Don't Forget the Heroes

Our kids choose people to admire and emulate people all the time. My youngest's hero of the moment is Alex Ovechkin, a hockey player for the Washington Capitals. Like many other kids, my youngest sees Mr. Ovechkin's feats on the ice and elevates him to the status of role model.

In our society today, we look to athletes, politicians and celebrities to provide role models for our kids. While these people may have accomplished much in their careers, often their personal lives and attitudes aren't ones we would want our kids to emulate.

The word hero has lost its aura. We label acts on the sports field heroic. We talk about heroic efforts to finish a project at work. Yet, none of those things are truly heroism. Being a hero means making a choice that may cause personal harm to protect someone else.
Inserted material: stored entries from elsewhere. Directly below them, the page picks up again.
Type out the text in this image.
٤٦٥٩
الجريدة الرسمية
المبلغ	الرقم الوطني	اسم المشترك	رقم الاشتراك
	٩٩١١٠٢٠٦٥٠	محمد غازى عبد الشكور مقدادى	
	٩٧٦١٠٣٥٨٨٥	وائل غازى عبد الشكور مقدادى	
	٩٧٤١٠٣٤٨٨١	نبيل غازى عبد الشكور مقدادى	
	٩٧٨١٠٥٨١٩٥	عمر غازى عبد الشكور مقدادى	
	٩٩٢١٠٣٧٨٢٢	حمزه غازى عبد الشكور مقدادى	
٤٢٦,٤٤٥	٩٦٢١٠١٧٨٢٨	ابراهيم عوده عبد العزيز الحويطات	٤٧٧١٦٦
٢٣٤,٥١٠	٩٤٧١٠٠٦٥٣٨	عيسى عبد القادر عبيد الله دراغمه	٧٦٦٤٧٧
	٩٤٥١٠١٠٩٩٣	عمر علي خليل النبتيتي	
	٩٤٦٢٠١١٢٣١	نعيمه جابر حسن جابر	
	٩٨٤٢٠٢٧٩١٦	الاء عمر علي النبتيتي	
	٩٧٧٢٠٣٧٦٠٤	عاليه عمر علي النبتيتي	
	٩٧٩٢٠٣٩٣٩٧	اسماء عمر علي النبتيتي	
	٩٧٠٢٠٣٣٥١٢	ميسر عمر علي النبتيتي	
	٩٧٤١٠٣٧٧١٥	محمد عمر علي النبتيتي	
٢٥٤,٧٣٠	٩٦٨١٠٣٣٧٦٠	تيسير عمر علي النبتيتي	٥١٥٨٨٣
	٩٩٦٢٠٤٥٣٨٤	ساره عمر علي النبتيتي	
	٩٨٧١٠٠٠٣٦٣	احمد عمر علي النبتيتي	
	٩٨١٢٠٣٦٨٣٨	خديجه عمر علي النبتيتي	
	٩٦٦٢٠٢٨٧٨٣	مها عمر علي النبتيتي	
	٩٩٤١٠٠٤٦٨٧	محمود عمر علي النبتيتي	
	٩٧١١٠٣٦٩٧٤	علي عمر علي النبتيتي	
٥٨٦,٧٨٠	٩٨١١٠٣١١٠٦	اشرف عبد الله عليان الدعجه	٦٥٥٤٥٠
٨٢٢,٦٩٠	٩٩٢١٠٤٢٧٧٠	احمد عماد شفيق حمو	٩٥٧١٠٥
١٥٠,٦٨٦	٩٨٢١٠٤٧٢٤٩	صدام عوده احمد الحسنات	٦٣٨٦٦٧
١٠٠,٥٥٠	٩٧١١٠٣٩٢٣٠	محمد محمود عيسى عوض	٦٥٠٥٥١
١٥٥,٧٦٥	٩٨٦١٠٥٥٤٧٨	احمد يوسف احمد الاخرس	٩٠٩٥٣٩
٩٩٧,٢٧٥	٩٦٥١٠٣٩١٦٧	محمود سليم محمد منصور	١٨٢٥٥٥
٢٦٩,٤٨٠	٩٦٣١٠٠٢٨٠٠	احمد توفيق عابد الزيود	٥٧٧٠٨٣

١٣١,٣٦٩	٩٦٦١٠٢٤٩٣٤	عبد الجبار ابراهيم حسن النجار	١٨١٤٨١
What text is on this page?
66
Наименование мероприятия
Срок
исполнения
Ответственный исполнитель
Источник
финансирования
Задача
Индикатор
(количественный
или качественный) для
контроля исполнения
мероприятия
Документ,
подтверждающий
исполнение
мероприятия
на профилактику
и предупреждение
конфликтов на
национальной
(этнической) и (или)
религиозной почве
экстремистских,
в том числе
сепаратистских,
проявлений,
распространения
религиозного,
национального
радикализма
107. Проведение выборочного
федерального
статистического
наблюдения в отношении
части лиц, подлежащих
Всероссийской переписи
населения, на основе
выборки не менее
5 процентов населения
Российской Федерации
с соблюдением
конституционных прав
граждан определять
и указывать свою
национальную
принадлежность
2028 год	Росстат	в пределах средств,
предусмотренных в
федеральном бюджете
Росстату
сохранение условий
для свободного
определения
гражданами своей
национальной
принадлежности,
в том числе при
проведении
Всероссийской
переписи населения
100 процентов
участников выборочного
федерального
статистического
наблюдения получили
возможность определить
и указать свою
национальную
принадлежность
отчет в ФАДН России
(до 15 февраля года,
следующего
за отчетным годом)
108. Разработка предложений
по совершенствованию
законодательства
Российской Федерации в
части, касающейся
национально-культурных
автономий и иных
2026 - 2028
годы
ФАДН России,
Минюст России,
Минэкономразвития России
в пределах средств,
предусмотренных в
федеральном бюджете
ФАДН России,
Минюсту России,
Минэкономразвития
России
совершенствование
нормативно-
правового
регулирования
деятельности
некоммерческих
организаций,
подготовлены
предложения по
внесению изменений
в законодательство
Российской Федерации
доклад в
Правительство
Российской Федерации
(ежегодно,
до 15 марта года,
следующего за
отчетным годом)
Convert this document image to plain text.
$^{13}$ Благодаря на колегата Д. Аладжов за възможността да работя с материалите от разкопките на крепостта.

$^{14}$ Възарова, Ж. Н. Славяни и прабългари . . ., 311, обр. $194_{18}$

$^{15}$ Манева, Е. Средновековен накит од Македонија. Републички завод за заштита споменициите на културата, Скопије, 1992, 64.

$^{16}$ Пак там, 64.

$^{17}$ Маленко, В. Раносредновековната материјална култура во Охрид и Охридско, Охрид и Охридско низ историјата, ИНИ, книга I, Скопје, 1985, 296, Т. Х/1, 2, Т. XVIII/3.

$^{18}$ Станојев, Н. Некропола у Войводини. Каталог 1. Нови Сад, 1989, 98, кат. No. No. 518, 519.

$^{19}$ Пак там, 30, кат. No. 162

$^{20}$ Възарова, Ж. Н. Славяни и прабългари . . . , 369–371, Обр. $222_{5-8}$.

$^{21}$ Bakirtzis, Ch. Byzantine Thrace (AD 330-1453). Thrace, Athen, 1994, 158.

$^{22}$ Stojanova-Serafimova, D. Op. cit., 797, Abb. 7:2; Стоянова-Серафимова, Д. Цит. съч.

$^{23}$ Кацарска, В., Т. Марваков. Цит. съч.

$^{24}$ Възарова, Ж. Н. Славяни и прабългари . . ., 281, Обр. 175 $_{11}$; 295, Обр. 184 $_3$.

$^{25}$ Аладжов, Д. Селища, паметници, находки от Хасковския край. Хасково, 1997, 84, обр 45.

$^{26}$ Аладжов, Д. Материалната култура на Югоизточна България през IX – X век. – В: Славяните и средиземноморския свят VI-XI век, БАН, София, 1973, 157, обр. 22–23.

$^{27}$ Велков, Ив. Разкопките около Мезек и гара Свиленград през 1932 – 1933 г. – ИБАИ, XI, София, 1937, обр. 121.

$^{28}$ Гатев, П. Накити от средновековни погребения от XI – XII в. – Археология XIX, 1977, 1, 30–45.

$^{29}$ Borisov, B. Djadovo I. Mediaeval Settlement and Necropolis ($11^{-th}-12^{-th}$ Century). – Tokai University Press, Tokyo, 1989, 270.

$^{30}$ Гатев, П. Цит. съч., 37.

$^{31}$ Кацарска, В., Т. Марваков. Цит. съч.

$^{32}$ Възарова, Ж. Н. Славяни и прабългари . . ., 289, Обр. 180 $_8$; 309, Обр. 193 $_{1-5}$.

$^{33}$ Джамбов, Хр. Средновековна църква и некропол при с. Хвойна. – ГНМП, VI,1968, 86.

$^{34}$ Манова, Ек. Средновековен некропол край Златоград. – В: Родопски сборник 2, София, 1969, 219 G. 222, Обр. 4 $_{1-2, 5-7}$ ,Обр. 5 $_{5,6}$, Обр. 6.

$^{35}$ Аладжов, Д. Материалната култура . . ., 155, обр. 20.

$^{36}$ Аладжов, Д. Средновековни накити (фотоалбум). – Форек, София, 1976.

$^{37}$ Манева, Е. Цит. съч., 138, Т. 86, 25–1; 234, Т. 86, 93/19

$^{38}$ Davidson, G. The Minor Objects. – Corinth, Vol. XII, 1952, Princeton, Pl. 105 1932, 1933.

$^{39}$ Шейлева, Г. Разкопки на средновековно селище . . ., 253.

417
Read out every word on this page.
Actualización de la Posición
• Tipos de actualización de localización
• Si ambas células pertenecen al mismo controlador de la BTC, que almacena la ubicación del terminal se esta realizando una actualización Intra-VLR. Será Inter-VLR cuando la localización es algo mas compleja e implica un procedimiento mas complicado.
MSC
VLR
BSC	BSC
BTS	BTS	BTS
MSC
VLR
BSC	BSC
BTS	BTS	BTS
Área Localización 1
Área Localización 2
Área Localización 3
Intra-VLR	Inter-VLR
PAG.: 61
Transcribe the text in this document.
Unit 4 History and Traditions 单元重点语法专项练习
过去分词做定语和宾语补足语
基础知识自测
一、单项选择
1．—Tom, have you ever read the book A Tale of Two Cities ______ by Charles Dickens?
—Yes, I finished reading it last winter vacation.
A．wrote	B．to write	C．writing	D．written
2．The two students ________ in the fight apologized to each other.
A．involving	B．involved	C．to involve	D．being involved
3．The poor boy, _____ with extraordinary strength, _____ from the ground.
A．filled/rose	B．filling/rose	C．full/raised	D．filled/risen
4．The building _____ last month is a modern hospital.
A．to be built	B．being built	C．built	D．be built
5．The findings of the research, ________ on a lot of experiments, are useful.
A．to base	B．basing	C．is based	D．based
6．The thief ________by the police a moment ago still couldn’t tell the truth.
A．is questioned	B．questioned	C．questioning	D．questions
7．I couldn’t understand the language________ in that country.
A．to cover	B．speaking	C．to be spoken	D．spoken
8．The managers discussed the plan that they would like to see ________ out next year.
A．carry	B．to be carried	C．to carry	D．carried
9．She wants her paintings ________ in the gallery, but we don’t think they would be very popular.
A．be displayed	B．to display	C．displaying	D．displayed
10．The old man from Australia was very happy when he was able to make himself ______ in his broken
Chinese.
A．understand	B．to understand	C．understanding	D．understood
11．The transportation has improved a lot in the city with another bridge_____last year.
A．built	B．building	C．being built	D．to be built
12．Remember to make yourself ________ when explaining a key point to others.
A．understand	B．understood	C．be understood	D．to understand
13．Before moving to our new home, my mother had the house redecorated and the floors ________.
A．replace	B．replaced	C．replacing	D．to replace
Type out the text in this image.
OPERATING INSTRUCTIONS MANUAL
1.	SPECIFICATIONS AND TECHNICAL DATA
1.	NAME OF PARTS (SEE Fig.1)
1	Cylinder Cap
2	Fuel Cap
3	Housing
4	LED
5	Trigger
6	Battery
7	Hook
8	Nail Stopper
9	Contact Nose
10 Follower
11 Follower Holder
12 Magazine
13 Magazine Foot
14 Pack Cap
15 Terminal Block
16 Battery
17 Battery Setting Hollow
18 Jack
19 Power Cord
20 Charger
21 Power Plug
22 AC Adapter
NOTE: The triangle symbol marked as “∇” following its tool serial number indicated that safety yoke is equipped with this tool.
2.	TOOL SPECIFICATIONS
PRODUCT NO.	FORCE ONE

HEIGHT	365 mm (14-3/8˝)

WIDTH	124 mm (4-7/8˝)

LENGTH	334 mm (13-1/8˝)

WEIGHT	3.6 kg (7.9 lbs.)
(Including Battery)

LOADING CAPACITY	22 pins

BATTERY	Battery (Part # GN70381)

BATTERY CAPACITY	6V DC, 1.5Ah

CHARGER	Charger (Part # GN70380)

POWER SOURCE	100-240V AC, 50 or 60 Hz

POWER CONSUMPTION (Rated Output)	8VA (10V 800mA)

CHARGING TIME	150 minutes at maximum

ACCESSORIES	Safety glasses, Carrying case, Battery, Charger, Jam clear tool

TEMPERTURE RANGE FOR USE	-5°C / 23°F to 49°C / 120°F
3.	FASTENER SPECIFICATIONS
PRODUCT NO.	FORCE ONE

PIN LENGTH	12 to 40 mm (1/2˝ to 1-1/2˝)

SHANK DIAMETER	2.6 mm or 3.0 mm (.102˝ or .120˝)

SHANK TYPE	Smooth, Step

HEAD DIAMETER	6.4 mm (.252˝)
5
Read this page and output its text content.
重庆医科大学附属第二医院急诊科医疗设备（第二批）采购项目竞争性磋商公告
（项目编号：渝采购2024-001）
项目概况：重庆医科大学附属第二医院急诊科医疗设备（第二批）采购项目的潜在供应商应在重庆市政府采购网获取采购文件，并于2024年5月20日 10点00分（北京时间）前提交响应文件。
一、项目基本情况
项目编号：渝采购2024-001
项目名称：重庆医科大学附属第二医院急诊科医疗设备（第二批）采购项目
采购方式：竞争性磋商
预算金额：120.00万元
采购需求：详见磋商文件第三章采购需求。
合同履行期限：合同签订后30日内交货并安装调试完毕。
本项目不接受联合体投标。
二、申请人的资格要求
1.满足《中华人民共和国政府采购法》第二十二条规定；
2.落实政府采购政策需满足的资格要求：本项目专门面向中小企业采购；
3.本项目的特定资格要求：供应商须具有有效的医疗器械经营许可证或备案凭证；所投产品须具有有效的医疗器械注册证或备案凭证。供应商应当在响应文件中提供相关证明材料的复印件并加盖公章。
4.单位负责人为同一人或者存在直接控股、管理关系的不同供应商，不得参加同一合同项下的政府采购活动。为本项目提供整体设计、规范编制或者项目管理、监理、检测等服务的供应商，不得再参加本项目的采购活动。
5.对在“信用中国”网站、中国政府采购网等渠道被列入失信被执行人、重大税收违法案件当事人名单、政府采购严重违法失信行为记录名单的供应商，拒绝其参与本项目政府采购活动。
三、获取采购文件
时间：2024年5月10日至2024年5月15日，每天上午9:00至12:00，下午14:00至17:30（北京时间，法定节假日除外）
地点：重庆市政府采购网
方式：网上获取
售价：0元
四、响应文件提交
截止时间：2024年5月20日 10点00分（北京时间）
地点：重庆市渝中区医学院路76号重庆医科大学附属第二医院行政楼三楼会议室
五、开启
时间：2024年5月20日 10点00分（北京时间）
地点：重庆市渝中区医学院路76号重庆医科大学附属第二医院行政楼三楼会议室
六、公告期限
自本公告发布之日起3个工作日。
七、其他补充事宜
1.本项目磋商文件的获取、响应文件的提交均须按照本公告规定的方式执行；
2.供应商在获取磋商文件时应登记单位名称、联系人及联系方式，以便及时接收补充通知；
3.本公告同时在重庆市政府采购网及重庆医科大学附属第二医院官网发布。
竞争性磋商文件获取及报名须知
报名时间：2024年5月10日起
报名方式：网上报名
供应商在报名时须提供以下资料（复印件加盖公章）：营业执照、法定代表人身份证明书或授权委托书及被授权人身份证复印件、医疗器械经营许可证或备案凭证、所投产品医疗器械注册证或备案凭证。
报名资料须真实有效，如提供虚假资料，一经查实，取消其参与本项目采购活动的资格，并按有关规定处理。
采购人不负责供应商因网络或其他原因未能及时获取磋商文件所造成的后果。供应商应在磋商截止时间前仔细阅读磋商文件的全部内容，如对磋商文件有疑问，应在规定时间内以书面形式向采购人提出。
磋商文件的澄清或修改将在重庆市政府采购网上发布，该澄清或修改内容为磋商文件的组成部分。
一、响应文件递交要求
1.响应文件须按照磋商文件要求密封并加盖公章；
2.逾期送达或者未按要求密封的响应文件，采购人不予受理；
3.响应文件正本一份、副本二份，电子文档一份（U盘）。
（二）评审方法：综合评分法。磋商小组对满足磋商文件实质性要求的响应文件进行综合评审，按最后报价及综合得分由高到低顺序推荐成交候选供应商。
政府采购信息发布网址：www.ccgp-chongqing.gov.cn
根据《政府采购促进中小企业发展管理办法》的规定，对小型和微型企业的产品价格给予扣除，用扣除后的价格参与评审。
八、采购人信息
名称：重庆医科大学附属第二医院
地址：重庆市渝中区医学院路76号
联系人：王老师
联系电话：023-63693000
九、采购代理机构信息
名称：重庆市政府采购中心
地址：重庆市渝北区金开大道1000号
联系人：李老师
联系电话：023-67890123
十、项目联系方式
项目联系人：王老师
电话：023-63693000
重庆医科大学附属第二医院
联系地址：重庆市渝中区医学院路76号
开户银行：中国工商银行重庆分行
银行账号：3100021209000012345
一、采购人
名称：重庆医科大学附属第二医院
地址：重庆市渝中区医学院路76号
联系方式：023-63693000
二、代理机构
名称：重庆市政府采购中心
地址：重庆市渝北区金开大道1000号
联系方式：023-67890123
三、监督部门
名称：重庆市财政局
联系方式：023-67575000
The biggest hero of all was Jesus, who chose to give up his life so that we could have a relationship with God. Heroes are people who live out the words of John 15:13, "Greater love has no one than this: to lay down one’s life for one’s friends."

As we focus on the events of 9/11 this week, it's easy to get caught up in the tragedy. Our kids need us to answer their questions to help them understand what happened. But they also need to know that lots of people on that day "laid down their lives" for people they knew and people they didn't know. These are the stories of heroism that day. Some of those people made it out. Some died. But every one of them made a conscious decision to put aside their own needs to see to the needs of others.

Tell your kids some of the stories of heroism on that day, so they can know that even in the midst of horrible events, people carry out the command in John 15:13.

  • Tell your kids the stories of the 9/11 rescue workers. More than 400 public service personnel -- police and firefighters -- died that day. When everyone else was rushing out of those burning buildings, police and firefighters were rushing in. They saved countless lives that day, and many paid the ultimate sacrifice to do so.
  • Talk about the heroism of Rick Rescorla. He was the head of security for Morgan Stanley, which has 3,700 employees in the World Trade Center. Every three months, he made the employees practice evacuating. When the first plane hit, he ignored the instructions to stay in the building. He evacuated the Morgan Stanley offices. All but three Morgan Stanley employees made it out. Rick and two of his security employees did not. When he was last seen, Rick Rescorla was still helping people get out of the building.
  • Remember the amazing acts of heroism of the men and women on United Flight 93. After hearing from family members about what had happened to the other hijacked planes, the passengers of Flight 93 decided they would not let that happen with their plane. They attacked the hijackers in an attempt to regain control of their plane. The plane crashed in a field in Pennsylvania, killing all on board, but it never hit its intended target, which was thought to be the White House or the Capitol building.
  • Tell your kids about the kindness of the people in Gander, Newfoundland. On Sept. 11, U.S. airspace was closed. International flights on their way in, were diverted to Canada. More than 6,000 people found themselves in tiny Gander, Newfoundland, a town of only 10,000. People opened their homes, cooked meals and shut down schools for shelters. Until U.S. airspace reopened several days later, the people of Gander put their lives on hold to take care of the displaced people from the planes. One of the passengers said, "For everyone else, 9/11 has a heavy connotation. But for me it was when I was reminded what humanity is." The people of Gander sacrificed their comfort to see to the comfort of others on that day.

Heroes are people, who like Jesus, give up the comfort and security of their own lives to see to the needs of someone else. The stories of heroism on 9/11 are countless. They are as much a part of the legacy of that day as the tragedy. And it's as important for our kids to know about the men and women who "laid down their lives" in so many ways as it is for them to know the facts about the events of the day.